Task dependencies

An Engage file with a handful of tasks (but only one group) might look like this:

interpreter = ["bash", "-euo", "pipefail", "-c"]

[[task]]
name = "cargo"
group = "versions"
script = "cargo --version"

[[task]]
name = "cargo-fmt"
group = "versions"
script = "cargo fmt --version"

[[task]]
name = "cargo-clippy"
group = "versions"
script = "cargo clippy --version"

[[task]]
name = "rustc"
group = "versions"
script = "rustc --version"

Which results in this graph:

Graph of Engage file 1

In this configuration, Engage will run all four tasks at the same time. This is actually ideal for this example, since none of these tasks require side effects from any of the other tasks to happen first.
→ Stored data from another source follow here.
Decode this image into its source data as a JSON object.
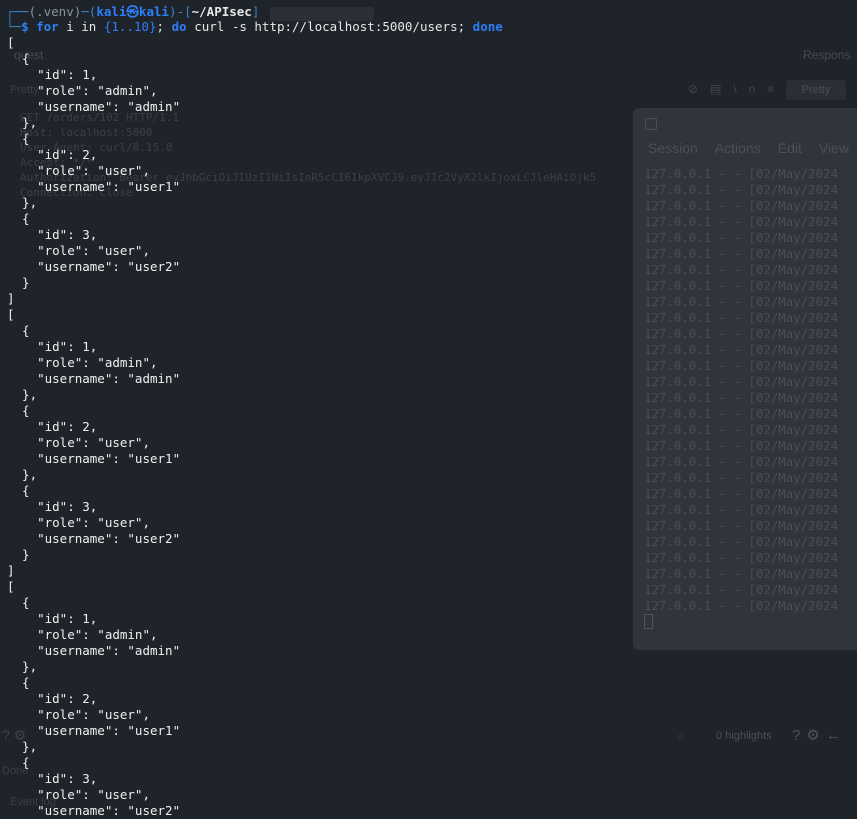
{
  "terminal": {
    "prompt": {
      "venv": "(.venv)",
      "user_host": "kali㉿kali",
      "cwd": "~/APIsec",
      "command_for": "for",
      "command_var": " i in ",
      "command_range": "{1..10}",
      "command_do_sep": "; ",
      "command_do": "do",
      "command_curl": " curl -s http://localhost:5000/users",
      "command_done_sep": "; ",
      "command_done": "done"
    },
    "output_lines": [
      "[",
      "  {",
      "    \"id\": 1,",
      "    \"role\": \"admin\",",
      "    \"username\": \"admin\"",
      "  },",
      "  {",
      "    \"id\": 2,",
      "    \"role\": \"user\",",
      "    \"username\": \"user1\"",
      "  },",
      "  {",
      "    \"id\": 3,",
      "    \"role\": \"user\",",
      "    \"username\": \"user2\"",
      "  }",
      "]",
      "[",
      "  {",
      "    \"id\": 1,",
      "    \"role\": \"admin\",",
      "    \"username\": \"admin\"",
      "  },",
      "  {",
      "    \"id\": 2,",
      "    \"role\": \"user\",",
      "    \"username\": \"user1\"",
      "  },",
      "  {",
      "    \"id\": 3,",
      "    \"role\": \"user\",",
      "    \"username\": \"user2\"",
      "  }",
      "]",
      "[",
      "  {",
      "    \"id\": 1,",
      "    \"role\": \"admin\",",
      "    \"username\": \"admin\"",
      "  },",
      "  {",
      "    \"id\": 2,",
      "    \"role\": \"user\",",
      "    \"username\": \"user1\"",
      "  },",
      "  {",
      "    \"id\": 3,",
      "    \"role\": \"user\",",
      "    \"username\": \"user2\""
    ]
  },
  "log_window": {
    "menu": [
      "Session",
      "Actions",
      "Edit",
      "View"
    ],
    "line_text": "127.0.0.1 - - [02/May/2024",
    "line_count": 28
  },
  "background": {
    "request_header": "quest",
    "response_header": "Respons",
    "pretty_left": "Pretty",
    "pretty_right": "Pretty",
    "request_lines": [
      "GET /orders/102 HTTP/1.1",
      "Host: localhost:5000",
      "User-Agent: curl/8.15.0",
      "Accept: */*",
      "Authorization: Bearer eyJhbGciOiJIUzI1NiIsInR5cCI6IkpXVCJ9.eyJ1c2VyX2lkIjoxLCJleHAiOjk5",
      "Connection: close"
    ],
    "highlights": "0 highlights",
    "bottom_text1": "Done",
    "bottom_text2": "Event log"
  },
  "colors": {
    "terminal_bg": "#1f232a",
    "prompt_blue": "#2d7ff9",
    "text": "#f0f0f0"
  }
}
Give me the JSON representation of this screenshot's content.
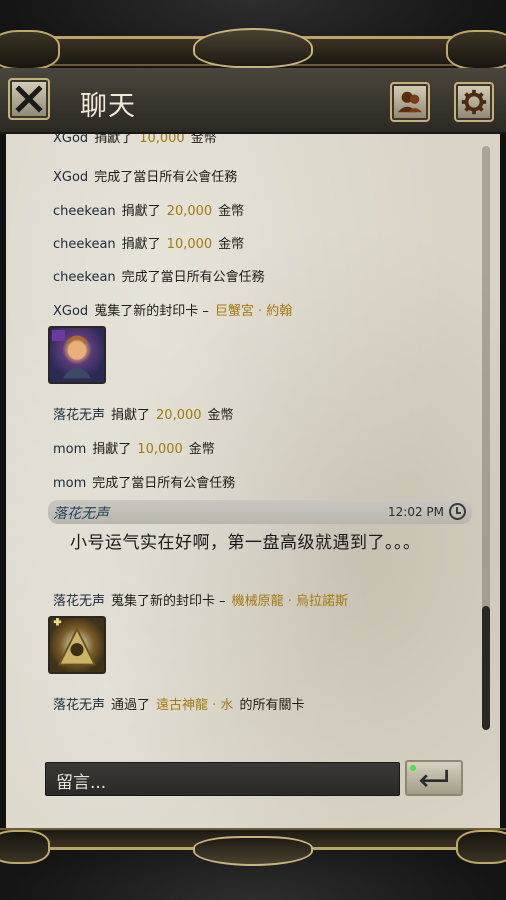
{
  "header": {
    "title": "聊天",
    "close_icon": "close-icon",
    "friends_icon": "friends-icon",
    "settings_icon": "gear-icon"
  },
  "colors": {
    "gold_text": "#a37a10",
    "user_text": "#1d2b39",
    "parchment": "#d9d4c6"
  },
  "messages": [
    {
      "user": "XGod",
      "verb": "捐獻了",
      "amount": "10,000",
      "unit": "金幣"
    },
    {
      "user": "XGod",
      "text": "完成了當日所有公會任務"
    },
    {
      "user": "cheekean",
      "verb": "捐獻了",
      "amount": "20,000",
      "unit": "金幣"
    },
    {
      "user": "cheekean",
      "verb": "捐獻了",
      "amount": "10,000",
      "unit": "金幣"
    },
    {
      "user": "cheekean",
      "text": "完成了當日所有公會任務"
    },
    {
      "user": "XGod",
      "verb": "蒐集了新的封印卡 –",
      "card": "巨蟹宮 · 約翰"
    },
    {
      "user": "落花无声",
      "verb": "捐獻了",
      "amount": "20,000",
      "unit": "金幣"
    },
    {
      "user": "mom",
      "verb": "捐獻了",
      "amount": "10,000",
      "unit": "金幣"
    },
    {
      "user": "mom",
      "text": "完成了當日所有公會任務"
    }
  ],
  "chat_message": {
    "user": "落花无声",
    "time": "12:02 PM",
    "text": "小号运气实在好啊，第一盘高级就遇到了。。。"
  },
  "later_messages": [
    {
      "user": "落花无声",
      "verb": "蒐集了新的封印卡 –",
      "card": "機械原龍 · 烏拉諾斯"
    },
    {
      "user": "落花无声",
      "verb": "通過了",
      "stage": "遠古神龍 · 水",
      "suffix": "的所有關卡"
    }
  ],
  "input": {
    "placeholder": "留言..."
  }
}
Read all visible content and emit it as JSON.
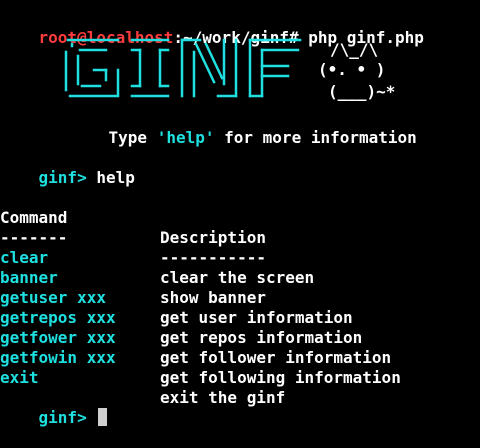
{
  "prompt": {
    "user_host": "root@localhost",
    "path": ":~/work/ginf#",
    "command": "php ginf.php"
  },
  "banner": {
    "logo_text": "GINF",
    "cat_line1": "/\\_/\\",
    "cat_line2": "(•. • )",
    "cat_line3": "(___)~*",
    "hint_prefix": "Type ",
    "hint_keyword": "'help'",
    "hint_suffix": " for more information"
  },
  "session": {
    "shell_prompt": "ginf>",
    "entered_command": "help"
  },
  "help_table": {
    "header_command": "Command",
    "header_description": "Description",
    "rule_command": "-------",
    "rule_description": "-----------",
    "rows": [
      {
        "command": "clear",
        "description": "clear the screen"
      },
      {
        "command": "banner",
        "description": "show banner"
      },
      {
        "command": "getuser xxx",
        "description": "get user information"
      },
      {
        "command": "getrepos xxx",
        "description": "get repos information"
      },
      {
        "command": "getfower xxx",
        "description": "get follower information"
      },
      {
        "command": "getfowin xxx",
        "description": "get following information"
      },
      {
        "command": "exit",
        "description": "exit the ginf"
      }
    ]
  },
  "input_line": {
    "shell_prompt": "ginf>",
    "current_value": ""
  },
  "colors": {
    "background": "#000000",
    "prompt_user": "#ff3b3b",
    "accent_cyan": "#1ee0e0",
    "text": "#ffffff"
  }
}
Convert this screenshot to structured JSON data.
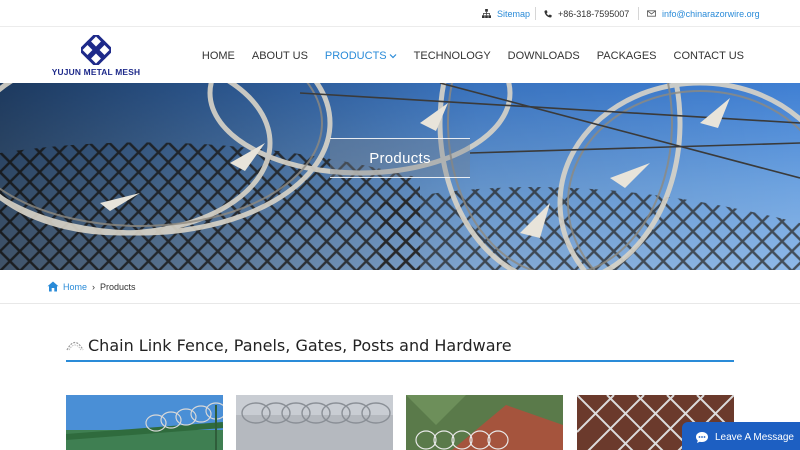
{
  "topbar": {
    "sitemap": "Sitemap",
    "phone": "+86-318-7595007",
    "email": "info@chinarazorwire.org"
  },
  "brand": {
    "name": "YUJUN METAL MESH",
    "color": "#1e2a8a"
  },
  "nav": [
    {
      "label": "HOME",
      "active": false
    },
    {
      "label": "ABOUT US",
      "active": false
    },
    {
      "label": "PRODUCTS",
      "active": true
    },
    {
      "label": "TECHNOLOGY",
      "active": false
    },
    {
      "label": "DOWNLOADS",
      "active": false
    },
    {
      "label": "PACKAGES",
      "active": false
    },
    {
      "label": "CONTACT US",
      "active": false
    }
  ],
  "banner": {
    "title": "Products"
  },
  "breadcrumb": {
    "home": "Home",
    "current": "Products"
  },
  "section": {
    "title": "Chain Link Fence, Panels, Gates, Posts and Hardware"
  },
  "chat": {
    "label": "Leave A Message"
  },
  "colors": {
    "accent": "#2a8bd8",
    "chat_bg": "#1d5fc2"
  }
}
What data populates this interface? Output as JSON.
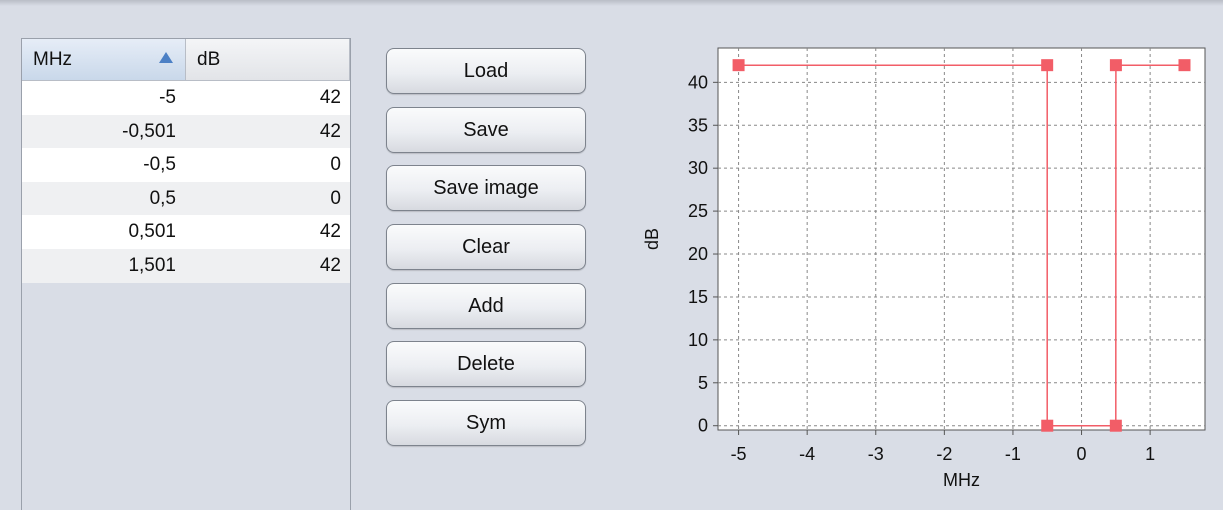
{
  "table": {
    "headers": {
      "mhz": "MHz",
      "db": "dB"
    },
    "rows": [
      {
        "mhz": "-5",
        "db": "42"
      },
      {
        "mhz": "-0,501",
        "db": "42"
      },
      {
        "mhz": "-0,5",
        "db": "0"
      },
      {
        "mhz": "0,5",
        "db": "0"
      },
      {
        "mhz": "0,501",
        "db": "42"
      },
      {
        "mhz": "1,501",
        "db": "42"
      }
    ]
  },
  "buttons": {
    "load": "Load",
    "save": "Save",
    "save_image": "Save image",
    "clear": "Clear",
    "add": "Add",
    "delete": "Delete",
    "sym": "Sym"
  },
  "chart_data": {
    "type": "line",
    "xlabel": "MHz",
    "ylabel": "dB",
    "x": [
      -5,
      -0.501,
      -0.5,
      0.5,
      0.501,
      1.501
    ],
    "series": [
      {
        "values": [
          42,
          42,
          0,
          0,
          42,
          42
        ]
      }
    ],
    "xticks": [
      -5,
      -4,
      -3,
      -2,
      -1,
      0,
      1
    ],
    "yticks": [
      0,
      5,
      10,
      15,
      20,
      25,
      30,
      35,
      40
    ],
    "xlim": [
      -5.3,
      1.8
    ],
    "ylim": [
      -0.5,
      44
    ],
    "grid": true,
    "color": "#f25d67"
  }
}
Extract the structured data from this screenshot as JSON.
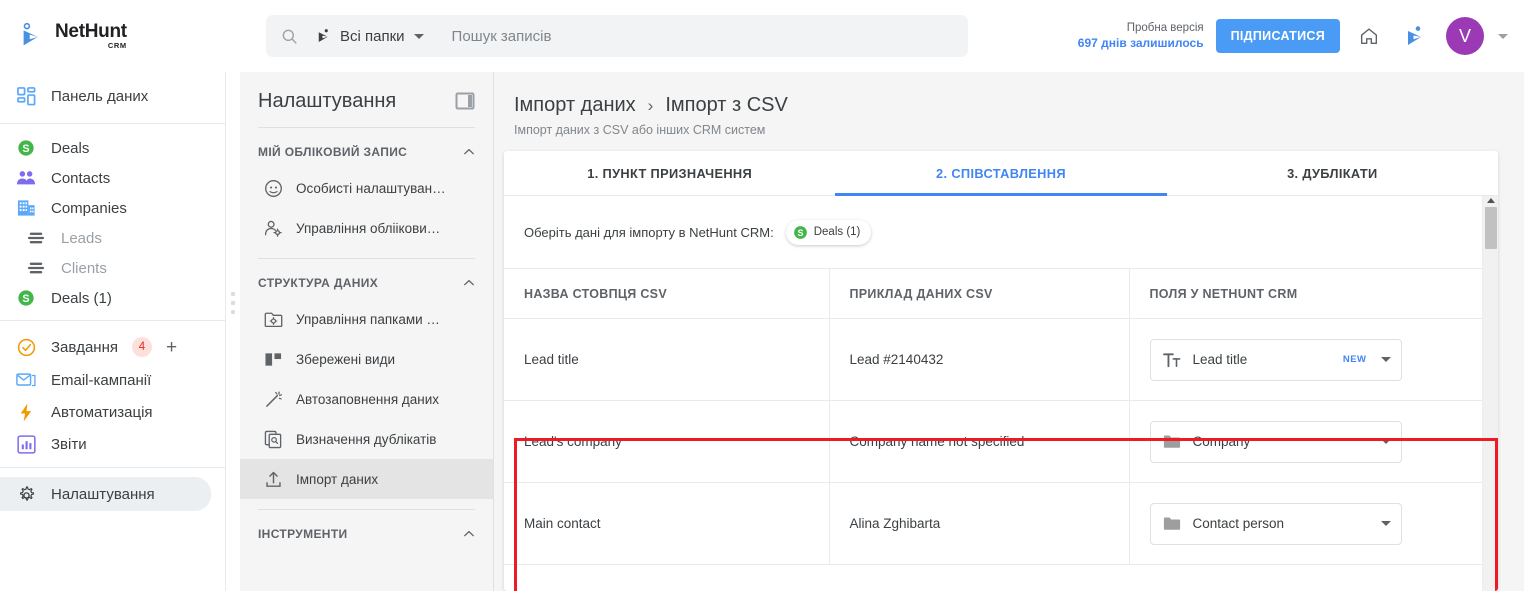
{
  "brand": {
    "name": "NetHunt",
    "sub": "CRM"
  },
  "topbar": {
    "folders_label": "Всі папки",
    "search_placeholder": "Пошук записів",
    "trial_line1": "Пробна версія",
    "trial_line2": "697 днів залишилось",
    "subscribe_label": "ПІДПИСАТИСЯ",
    "avatar_initial": "V",
    "icons": {
      "search": "search-icon",
      "folders": "folder-bird-icon",
      "home": "home-icon",
      "bird": "nethunt-bird-icon"
    }
  },
  "nav": {
    "dashboard": {
      "label": "Панель даних",
      "icon": "dashboard-grid-icon"
    },
    "items": [
      {
        "label": "Deals",
        "icon": "deal-dollar-icon",
        "dim": false,
        "indent": false
      },
      {
        "label": "Contacts",
        "icon": "contacts-people-icon",
        "dim": false,
        "indent": false
      },
      {
        "label": "Companies",
        "icon": "company-building-icon",
        "dim": false,
        "indent": false
      },
      {
        "label": "Leads",
        "icon": "list-lines-icon",
        "dim": true,
        "indent": true
      },
      {
        "label": "Clients",
        "icon": "list-lines-icon",
        "dim": true,
        "indent": true
      },
      {
        "label": "Deals (1)",
        "icon": "deal-dollar-icon",
        "dim": false,
        "indent": false
      }
    ],
    "items2": [
      {
        "label": "Завдання",
        "icon": "task-check-icon",
        "badge": "4",
        "plus": "+"
      },
      {
        "label": "Email-кампанії",
        "icon": "email-envelope-icon"
      },
      {
        "label": "Автоматизація",
        "icon": "automation-bolt-icon"
      },
      {
        "label": "Звіти",
        "icon": "reports-chart-icon"
      }
    ],
    "settings": {
      "label": "Налаштування",
      "icon": "gear-icon"
    }
  },
  "settings_panel": {
    "title": "Налаштування",
    "toggle_icon": "panel-collapse-icon",
    "sections": [
      {
        "label": "МІЙ ОБЛІКОВИЙ ЗАПИС",
        "items": [
          {
            "label": "Особисті налаштуван…",
            "icon": "person-circle-icon",
            "active": false
          },
          {
            "label": "Управління обліікови…",
            "icon": "user-gear-icon",
            "active": false
          }
        ]
      },
      {
        "label": "СТРУКТУРА ДАНИХ",
        "items": [
          {
            "label": "Управління папками …",
            "icon": "folder-gear-icon",
            "active": false
          },
          {
            "label": "Збережені види",
            "icon": "saved-views-icon",
            "active": false
          },
          {
            "label": "Автозаповнення даних",
            "icon": "magic-wand-icon",
            "active": false
          },
          {
            "label": "Визначення дублікатів",
            "icon": "duplicate-search-icon",
            "active": false
          },
          {
            "label": "Імпорт даних",
            "icon": "import-upload-icon",
            "active": true
          }
        ]
      },
      {
        "label": "ІНСТРУМЕНТИ",
        "items": []
      }
    ]
  },
  "main": {
    "breadcrumb": {
      "root": "Імпорт даних",
      "sep": "›",
      "current": "Імпорт з CSV"
    },
    "description": "Імпорт даних з CSV або інших CRM систем",
    "tabs": [
      {
        "label": "1. ПУНКТ ПРИЗНАЧЕННЯ",
        "active": false
      },
      {
        "label": "2. СПІВСТАВЛЕННЯ",
        "active": true
      },
      {
        "label": "3. ДУБЛІКАТИ",
        "active": false
      }
    ],
    "choose": {
      "label": "Оберіть дані для імпорту в NetHunt CRM:",
      "chip_label": "Deals (1)",
      "chip_icon": "deal-dollar-icon"
    },
    "table": {
      "headers": [
        "НАЗВА СТОВПЦЯ CSV",
        "ПРИКЛАД ДАНИХ CSV",
        "ПОЛЯ У NETHUNT CRM"
      ],
      "rows": [
        {
          "csv_column": "Lead title",
          "csv_sample": "Lead #2140432",
          "field": {
            "label": "Lead title",
            "icon": "text-format-icon",
            "badge": "NEW"
          },
          "highlighted": false
        },
        {
          "csv_column": "Lead's company",
          "csv_sample": "Company name not specified",
          "field": {
            "label": "Company",
            "icon": "folder-icon",
            "badge": ""
          },
          "highlighted": true
        },
        {
          "csv_column": "Main contact",
          "csv_sample": "Alina Zghibarta",
          "field": {
            "label": "Contact person",
            "icon": "folder-icon",
            "badge": ""
          },
          "highlighted": true
        }
      ]
    }
  },
  "colors": {
    "accent": "#4285f4",
    "subscribe": "#4a9bf5",
    "avatar": "#9c3ab5",
    "green": "#43b649",
    "purple": "#7e6cf0",
    "blue_light": "#5ba8f7",
    "orange": "#f29900",
    "highlight_red": "#ed1c24",
    "badge_bg": "#fde0dc",
    "badge_fg": "#d93025"
  }
}
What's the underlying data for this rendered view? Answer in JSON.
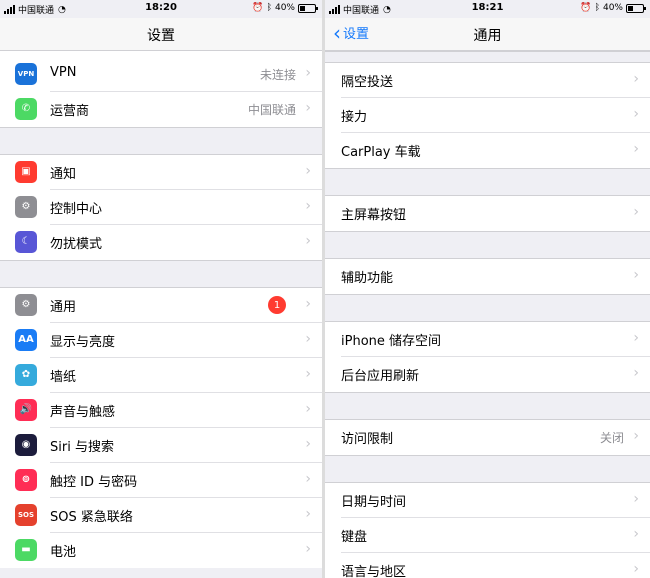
{
  "left": {
    "status": {
      "carrier": "中国联通",
      "time": "18:20",
      "battery": "40%"
    },
    "title": "设置",
    "groups": [
      [
        {
          "label": "VPN",
          "detail": "未连接",
          "icon": "vpn-icon",
          "icon_text": "VPN",
          "color": "#1a72d9"
        },
        {
          "label": "运营商",
          "detail": "中国联通",
          "icon": "phone-icon",
          "icon_text": "✆",
          "color": "#4cd964"
        }
      ],
      [
        {
          "label": "通知",
          "icon": "notification-icon",
          "icon_text": "▣",
          "color": "#ff3b30"
        },
        {
          "label": "控制中心",
          "icon": "control-center-icon",
          "icon_text": "⚙",
          "color": "#8e8e93"
        },
        {
          "label": "勿扰模式",
          "icon": "moon-icon",
          "icon_text": "☾",
          "color": "#5856d6"
        }
      ],
      [
        {
          "label": "通用",
          "badge": "1",
          "icon": "gear-icon",
          "icon_text": "⚙",
          "color": "#8e8e93"
        },
        {
          "label": "显示与亮度",
          "icon": "display-icon",
          "icon_text": "AA",
          "color": "#1a7cf5"
        },
        {
          "label": "墙纸",
          "icon": "wallpaper-icon",
          "icon_text": "✿",
          "color": "#35aadc"
        },
        {
          "label": "声音与触感",
          "icon": "sound-icon",
          "icon_text": "🔊",
          "color": "#ff2d55"
        },
        {
          "label": "Siri 与搜索",
          "icon": "siri-icon",
          "icon_text": "◉",
          "color": "#1c1c3c"
        },
        {
          "label": "触控 ID 与密码",
          "icon": "fingerprint-icon",
          "icon_text": "⊚",
          "color": "#ff2d55"
        },
        {
          "label": "SOS 紧急联络",
          "icon": "sos-icon",
          "icon_text": "SOS",
          "color": "#e5412d"
        },
        {
          "label": "电池",
          "icon": "battery-icon",
          "icon_text": "▬",
          "color": "#4cd964"
        }
      ]
    ]
  },
  "right": {
    "status": {
      "carrier": "中国联通",
      "time": "18:21",
      "battery": "40%"
    },
    "back": "设置",
    "title": "通用",
    "groups": [
      [
        {
          "label": "隔空投送"
        },
        {
          "label": "接力"
        },
        {
          "label": "CarPlay 车载"
        }
      ],
      [
        {
          "label": "主屏幕按钮"
        }
      ],
      [
        {
          "label": "辅助功能"
        }
      ],
      [
        {
          "label": "iPhone 储存空间"
        },
        {
          "label": "后台应用刷新"
        }
      ],
      [
        {
          "label": "访问限制",
          "detail": "关闭"
        }
      ],
      [
        {
          "label": "日期与时间"
        },
        {
          "label": "键盘"
        },
        {
          "label": "语言与地区"
        }
      ]
    ]
  },
  "battery_level": 0.4
}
For the sake of demonstrating how Engage works though, pretend that cargo-fmt and cargo-clippy must be run after cargo, and rustc can only run after cargo-fmt and cargo-clippy have finished. This can be accomplished by making the following changes:

interpreter = ["bash", "-euo", "pipefail", "-c"]

[[task]]
name = "cargo"
group = "versions"
script = "cargo --version"

[[task]]
name = "cargo-fmt"
group = "versions"
script = "cargo fmt --version"
# New field!
depends = ["cargo"]

[[task]]
name = "cargo-clippy"
group = "versions"
script = "cargo clippy --version"
# New field!
depends = ["cargo"]

[[task]]
name = "rustc"
group = "versions"
script = "rustc --version"
# New field!
depends = ["cargo-fmt", "cargo-clippy"]

Which results in this graph:

Graph of Engage file 2

Here, it can be seen that Engage will first run cargo, and when it's done, it will run cargo-fmt and cargo-clippy in parallel, and after those both finish, it will finally run rustc.

If a task with dependents fails, Engage will not start any of those dependent tasks. In the above Engage file, if cargo-fmt or cargo-clippy fail, then rustc is guaranteed to not run; if cargo fails, then all three other tasks are guaranteed to not run.